Things most newcomers don’t know

RNOR status is a multi-year shelter on your foreign income — treat it as a planning window, not a footnote.

While you're RNOR (typically your first 2-3 tax years), income that arises outside India — foreign salary, overseas rent, foreign interest and capital gains — is generally NOT taxable in India; only Indian-source income is. Once you tip into Ordinarily Resident, your worldwide income becomes taxable. Realising foreign gains or bonuses while still RNOR can save materially.

Source: ClearTax — NRI status and taxation

The tax year is April-March, so your first partial year in India may keep you Non-Resident regardless of when you arrive.

Residency is counted per April-March tax year. Arrive after early October and you likely fall short of 182 days for that year, so you stay Non-Resident (foreign income untaxed) and only Indian-source income is taxed — useful when timing a mid-year move.
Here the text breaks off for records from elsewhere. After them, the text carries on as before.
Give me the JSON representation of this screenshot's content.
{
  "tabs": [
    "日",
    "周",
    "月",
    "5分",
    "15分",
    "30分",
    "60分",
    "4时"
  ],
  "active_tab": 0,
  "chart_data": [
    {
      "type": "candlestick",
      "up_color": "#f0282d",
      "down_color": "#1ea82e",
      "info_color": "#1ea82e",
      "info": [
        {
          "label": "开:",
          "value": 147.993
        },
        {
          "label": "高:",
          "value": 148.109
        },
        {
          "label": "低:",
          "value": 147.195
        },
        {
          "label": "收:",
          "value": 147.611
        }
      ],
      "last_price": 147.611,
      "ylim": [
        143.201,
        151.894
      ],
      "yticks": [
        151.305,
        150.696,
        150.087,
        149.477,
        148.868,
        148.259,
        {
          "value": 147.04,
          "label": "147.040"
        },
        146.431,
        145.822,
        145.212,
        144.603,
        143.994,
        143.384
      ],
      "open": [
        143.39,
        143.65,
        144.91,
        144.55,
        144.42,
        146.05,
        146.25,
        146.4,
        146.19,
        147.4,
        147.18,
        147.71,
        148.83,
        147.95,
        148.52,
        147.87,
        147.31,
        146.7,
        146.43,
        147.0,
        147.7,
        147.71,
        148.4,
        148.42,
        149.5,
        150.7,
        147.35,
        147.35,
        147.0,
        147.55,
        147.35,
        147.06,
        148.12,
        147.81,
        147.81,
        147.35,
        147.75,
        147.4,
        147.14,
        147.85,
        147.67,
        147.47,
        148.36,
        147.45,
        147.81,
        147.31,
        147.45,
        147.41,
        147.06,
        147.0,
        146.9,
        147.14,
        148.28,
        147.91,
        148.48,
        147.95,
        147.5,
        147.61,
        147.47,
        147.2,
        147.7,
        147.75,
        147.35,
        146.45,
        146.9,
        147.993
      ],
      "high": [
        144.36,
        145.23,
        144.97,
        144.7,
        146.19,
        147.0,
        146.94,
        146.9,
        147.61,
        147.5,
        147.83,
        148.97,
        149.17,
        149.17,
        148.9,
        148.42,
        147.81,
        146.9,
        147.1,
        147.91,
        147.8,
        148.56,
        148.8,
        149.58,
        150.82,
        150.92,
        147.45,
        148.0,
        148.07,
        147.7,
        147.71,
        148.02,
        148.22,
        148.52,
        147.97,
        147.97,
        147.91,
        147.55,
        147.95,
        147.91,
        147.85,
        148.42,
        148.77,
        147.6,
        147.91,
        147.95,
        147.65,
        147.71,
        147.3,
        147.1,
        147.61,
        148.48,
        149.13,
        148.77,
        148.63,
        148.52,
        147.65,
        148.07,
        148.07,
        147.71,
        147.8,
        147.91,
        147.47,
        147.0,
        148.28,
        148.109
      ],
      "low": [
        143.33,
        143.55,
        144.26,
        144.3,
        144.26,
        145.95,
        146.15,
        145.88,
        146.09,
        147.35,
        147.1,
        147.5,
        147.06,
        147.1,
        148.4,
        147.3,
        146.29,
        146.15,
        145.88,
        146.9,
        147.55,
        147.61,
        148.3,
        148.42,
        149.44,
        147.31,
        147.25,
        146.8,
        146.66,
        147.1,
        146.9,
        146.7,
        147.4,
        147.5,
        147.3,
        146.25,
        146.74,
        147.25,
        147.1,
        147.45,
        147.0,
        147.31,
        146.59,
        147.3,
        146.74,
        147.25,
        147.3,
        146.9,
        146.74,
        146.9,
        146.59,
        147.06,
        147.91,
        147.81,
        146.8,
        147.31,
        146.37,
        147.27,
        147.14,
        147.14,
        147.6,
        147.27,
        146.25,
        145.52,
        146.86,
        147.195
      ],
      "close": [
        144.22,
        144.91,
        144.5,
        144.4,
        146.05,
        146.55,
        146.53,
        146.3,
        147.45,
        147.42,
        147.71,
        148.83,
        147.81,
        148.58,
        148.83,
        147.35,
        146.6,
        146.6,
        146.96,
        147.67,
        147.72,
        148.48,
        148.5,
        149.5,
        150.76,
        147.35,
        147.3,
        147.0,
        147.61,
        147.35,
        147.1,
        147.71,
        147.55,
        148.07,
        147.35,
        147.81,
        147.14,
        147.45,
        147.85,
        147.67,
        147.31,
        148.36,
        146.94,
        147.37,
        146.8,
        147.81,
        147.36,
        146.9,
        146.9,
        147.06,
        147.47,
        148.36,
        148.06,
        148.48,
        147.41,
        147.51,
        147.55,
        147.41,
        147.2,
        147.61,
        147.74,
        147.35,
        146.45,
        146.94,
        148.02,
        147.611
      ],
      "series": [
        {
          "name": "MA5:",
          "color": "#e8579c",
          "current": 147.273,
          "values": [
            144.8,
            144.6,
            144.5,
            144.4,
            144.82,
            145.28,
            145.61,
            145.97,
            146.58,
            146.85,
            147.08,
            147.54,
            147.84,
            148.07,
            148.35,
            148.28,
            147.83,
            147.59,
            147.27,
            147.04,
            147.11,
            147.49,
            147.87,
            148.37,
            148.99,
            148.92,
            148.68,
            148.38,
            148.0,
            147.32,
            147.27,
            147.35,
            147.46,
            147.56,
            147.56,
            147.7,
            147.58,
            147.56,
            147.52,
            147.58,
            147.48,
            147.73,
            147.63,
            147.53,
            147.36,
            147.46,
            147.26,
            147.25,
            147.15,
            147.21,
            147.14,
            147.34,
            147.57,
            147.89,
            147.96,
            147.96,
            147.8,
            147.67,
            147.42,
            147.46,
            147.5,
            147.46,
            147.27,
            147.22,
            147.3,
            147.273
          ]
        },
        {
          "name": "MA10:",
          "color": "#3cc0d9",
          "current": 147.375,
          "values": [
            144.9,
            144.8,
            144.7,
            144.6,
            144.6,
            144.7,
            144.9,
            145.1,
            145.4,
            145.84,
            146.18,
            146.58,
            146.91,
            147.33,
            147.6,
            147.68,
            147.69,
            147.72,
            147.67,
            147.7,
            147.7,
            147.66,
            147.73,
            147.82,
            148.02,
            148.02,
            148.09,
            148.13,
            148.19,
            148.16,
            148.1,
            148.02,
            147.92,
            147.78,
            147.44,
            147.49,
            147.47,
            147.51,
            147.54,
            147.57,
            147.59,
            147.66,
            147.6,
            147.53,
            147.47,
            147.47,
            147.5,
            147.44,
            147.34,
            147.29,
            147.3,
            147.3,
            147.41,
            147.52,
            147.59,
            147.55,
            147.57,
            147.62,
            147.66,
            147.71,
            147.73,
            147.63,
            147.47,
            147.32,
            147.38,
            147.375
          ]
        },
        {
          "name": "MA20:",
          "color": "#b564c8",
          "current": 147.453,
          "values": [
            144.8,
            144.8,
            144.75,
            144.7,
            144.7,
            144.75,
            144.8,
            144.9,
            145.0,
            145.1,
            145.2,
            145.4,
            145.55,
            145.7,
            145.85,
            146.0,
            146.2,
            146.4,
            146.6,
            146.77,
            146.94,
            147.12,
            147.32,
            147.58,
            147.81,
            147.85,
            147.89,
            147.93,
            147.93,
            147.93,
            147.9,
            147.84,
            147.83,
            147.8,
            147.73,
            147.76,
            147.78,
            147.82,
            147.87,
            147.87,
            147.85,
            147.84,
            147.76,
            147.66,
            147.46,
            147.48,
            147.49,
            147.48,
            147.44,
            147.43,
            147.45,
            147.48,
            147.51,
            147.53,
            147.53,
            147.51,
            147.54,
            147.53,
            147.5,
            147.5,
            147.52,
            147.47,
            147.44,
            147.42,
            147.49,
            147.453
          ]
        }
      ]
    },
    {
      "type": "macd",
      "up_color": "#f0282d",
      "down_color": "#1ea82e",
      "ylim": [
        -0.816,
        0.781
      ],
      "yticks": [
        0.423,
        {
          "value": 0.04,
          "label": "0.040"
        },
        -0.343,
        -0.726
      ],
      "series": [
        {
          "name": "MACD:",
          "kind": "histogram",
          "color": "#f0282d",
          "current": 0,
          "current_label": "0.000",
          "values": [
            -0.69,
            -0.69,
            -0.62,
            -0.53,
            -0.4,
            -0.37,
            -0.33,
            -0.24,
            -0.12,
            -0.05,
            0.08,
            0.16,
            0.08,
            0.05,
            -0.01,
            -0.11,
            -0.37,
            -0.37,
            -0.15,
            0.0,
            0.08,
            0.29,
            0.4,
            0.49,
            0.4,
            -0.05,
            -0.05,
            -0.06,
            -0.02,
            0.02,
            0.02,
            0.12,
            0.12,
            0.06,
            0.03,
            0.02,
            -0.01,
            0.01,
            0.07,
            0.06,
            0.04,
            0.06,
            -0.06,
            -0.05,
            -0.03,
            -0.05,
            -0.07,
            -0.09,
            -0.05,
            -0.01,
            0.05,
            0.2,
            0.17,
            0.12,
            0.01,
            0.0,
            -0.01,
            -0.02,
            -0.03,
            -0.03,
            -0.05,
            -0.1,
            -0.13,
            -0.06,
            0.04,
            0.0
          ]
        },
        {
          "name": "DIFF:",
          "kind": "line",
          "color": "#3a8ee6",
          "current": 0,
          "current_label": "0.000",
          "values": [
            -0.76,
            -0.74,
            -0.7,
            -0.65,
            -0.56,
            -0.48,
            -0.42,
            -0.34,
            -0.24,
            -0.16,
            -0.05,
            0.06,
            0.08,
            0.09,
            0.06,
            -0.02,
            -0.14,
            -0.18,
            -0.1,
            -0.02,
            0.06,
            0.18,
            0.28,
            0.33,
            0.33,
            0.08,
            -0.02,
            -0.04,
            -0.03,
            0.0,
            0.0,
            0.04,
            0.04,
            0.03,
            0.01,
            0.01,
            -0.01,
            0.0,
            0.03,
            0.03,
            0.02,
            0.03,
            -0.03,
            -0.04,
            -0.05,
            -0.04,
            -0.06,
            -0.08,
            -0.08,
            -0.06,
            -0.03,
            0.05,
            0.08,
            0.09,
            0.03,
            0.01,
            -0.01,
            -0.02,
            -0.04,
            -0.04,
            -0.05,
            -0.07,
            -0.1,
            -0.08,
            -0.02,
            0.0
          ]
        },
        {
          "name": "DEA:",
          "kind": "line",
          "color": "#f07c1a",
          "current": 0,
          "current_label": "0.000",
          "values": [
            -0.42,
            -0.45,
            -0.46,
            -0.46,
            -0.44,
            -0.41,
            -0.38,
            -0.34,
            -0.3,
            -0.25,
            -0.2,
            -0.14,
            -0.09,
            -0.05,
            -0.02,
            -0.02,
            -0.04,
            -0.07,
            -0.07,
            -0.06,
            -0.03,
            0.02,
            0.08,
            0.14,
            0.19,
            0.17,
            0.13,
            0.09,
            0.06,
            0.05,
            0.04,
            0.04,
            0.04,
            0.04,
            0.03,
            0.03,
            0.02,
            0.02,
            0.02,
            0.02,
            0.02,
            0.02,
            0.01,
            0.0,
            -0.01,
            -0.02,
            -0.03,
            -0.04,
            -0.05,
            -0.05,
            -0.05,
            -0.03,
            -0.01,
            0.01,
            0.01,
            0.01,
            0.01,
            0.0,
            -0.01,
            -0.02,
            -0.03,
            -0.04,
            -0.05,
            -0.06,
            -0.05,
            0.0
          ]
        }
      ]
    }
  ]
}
Source: PwC Worldwide Tax Summaries — India

Get your PAN first — without it, payroll and banking stall and TDS is deducted at a penal flat rate.

A PAN is mandatory for an employer to run TDS under Section 192, and absent a PAN tax can be withheld at a much higher flat rate (20%+). It's also needed to open accounts and file your return, so it's the true first domino.

Source: NRI Information — PAN for foreigners

The new regime is now the default, but the old regime can still win if you rent and invest.

Because the new regime strips out HRA, 80C and home-loan deductions, employees paying significant Bengaluru rent or making tax-saving investments sometimes pay less under the old regime. You can choose each year at filing, so compute both before letting the default decide.

Source: ClearTax — income tax slabs

Common mistakes to avoid

  • Assuming a calendar tax year. India runs April-March; mixing it up corrupts your day-count and residency conclusion.
  • Believing you escape tax everywhere. RNOR shelters foreign income from India, but US citizens and green-card holders must still file a US return on worldwide income — claim the foreign tax credit or FEIE and check the India-US treaty (DTAA).
  • Letting the new regime apply by default without comparing. If you pay high rent or hold 80C investments, silently accepting the default can cost you.
  • Treating TDS as the end of it. Even after your employer withholds tax and gives you Form 16, you still must file an ITR by ~31 July — and you need it to claim any refund or report foreign assets.